A Daimler, casa-mãe da Mercedes e Smart, tem em Dieter Zetsche um obreiro de respeito (e respeitado por todos, dentro e fora da empresa) desde 2006, que dirigiu o grupo alemão nos últimos 12 anos. A sua liderança foi sendo sucessivamente renovada até agora, quando, para surpresa geral, foi anunciado o seu afastamento do lugar de CEO e “lateralização” para o lugar de chairman, mas só em 2021. Para os analistas, quem tanto fez pela Mercedes, levando-a a ultrapassar a Audi e a BMW, merecia mais e melhor.
É certo que Zetsche tem 65 anos e é também verdade que a Mercedes esteve envolvida em alguma polémica envolvendo o Dieselgate, emissões manipuladas, mesmo em motores legais, que adquiriu à Renault e onde depois montou uma gestão electrónica que defraudou a legislação. Mas não é evidente que seja isto que mandou Zetsche abaixo, especialmente desta forma: ‘sai agora, que daqui a três anos passas a chairman‘.
Outra explicação possível envolve Li Shufu, o chinês dono da Geely, Volvo e afins, que adquiriu quase 9,7% da Daimler por 9 mil milhões de dólares no início do ano. Primeiro, Shufu fez saber que gostaria de adquirir uma fatia da Daimler, como accionista especial, com o grupo alemão a responder que isso nunca iria acontecer, que ele não era bem-vindo e que se fizesse questão, realizasse a operação através da bolsa. A resposta surgiu através de um porta-voz, o que num assunto tão sensível nunca aconteceria sem o aval de Zetsche.
Depois desta primeira “canelada”, Li Shufu foi ao mercado e efectivamente comprou 9,7% da Daimler (ele que facilmente poderia adquirir 20 ou 30% sem grande esforço, pois apesar da empresa estar blindada para quotas a partir de 20%, há sempre formas de contornar esta premissa. Depois, o tal porta-voz voltou a vir a público dar mais um golpe em Shufu, afirmando que a entrada do chinês não iria alterar a estratégia do grupo alemão para a China, onde já tinha um parceiro, que não Li Shufu.
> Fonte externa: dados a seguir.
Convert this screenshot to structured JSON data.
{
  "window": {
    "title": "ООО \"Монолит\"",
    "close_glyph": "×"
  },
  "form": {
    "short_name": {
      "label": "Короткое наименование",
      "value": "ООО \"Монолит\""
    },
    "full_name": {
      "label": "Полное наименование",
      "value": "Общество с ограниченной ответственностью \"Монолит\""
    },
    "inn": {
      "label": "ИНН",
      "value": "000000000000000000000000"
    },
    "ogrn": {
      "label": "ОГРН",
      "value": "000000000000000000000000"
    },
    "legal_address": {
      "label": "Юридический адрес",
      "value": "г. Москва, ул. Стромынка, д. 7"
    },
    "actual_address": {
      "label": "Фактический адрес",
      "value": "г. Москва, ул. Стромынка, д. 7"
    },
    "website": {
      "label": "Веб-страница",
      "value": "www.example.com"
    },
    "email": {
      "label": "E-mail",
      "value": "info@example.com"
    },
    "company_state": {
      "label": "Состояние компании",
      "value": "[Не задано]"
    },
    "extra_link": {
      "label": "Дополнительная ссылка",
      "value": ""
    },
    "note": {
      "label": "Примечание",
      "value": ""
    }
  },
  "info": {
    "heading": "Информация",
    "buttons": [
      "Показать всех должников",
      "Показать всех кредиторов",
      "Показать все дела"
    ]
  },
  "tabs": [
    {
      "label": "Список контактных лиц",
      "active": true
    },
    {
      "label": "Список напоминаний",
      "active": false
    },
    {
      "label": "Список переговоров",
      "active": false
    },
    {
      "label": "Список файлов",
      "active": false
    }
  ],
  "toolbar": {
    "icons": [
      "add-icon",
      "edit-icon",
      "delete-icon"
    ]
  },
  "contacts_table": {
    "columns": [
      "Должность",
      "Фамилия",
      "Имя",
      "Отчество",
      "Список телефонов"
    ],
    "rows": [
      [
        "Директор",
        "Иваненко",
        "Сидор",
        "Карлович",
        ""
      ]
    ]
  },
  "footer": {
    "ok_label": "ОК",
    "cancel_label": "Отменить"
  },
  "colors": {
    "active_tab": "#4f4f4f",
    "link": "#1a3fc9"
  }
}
Mais uma agressão desnecessária, que dificilmente o chinês esqueceria.
Como passados uns meses desta dupla falta de delicadeza para com o maior accionista do grupo, Zestche é afastado para um limbo – facilmente a Daimler poderia afastar já Manfred Bischoff, o actual chairman que ninguém conhece e que está previsto sair em 2021 e que, tal como Zetsche, foi eleito em 2006 e já conta com 76 primaveras –, a dúvida em relação ao facto do afastamento de Dieter da Daimler tem toda a razão de existir. O tempo dirá qual o motivo, mas é sempre bom ter presente que os CEO (sem participação determinante na empresa) são meros empregados e são os accionistas (especialmente se têm uma posição representativa) que verdadeiramente mandam na empresa.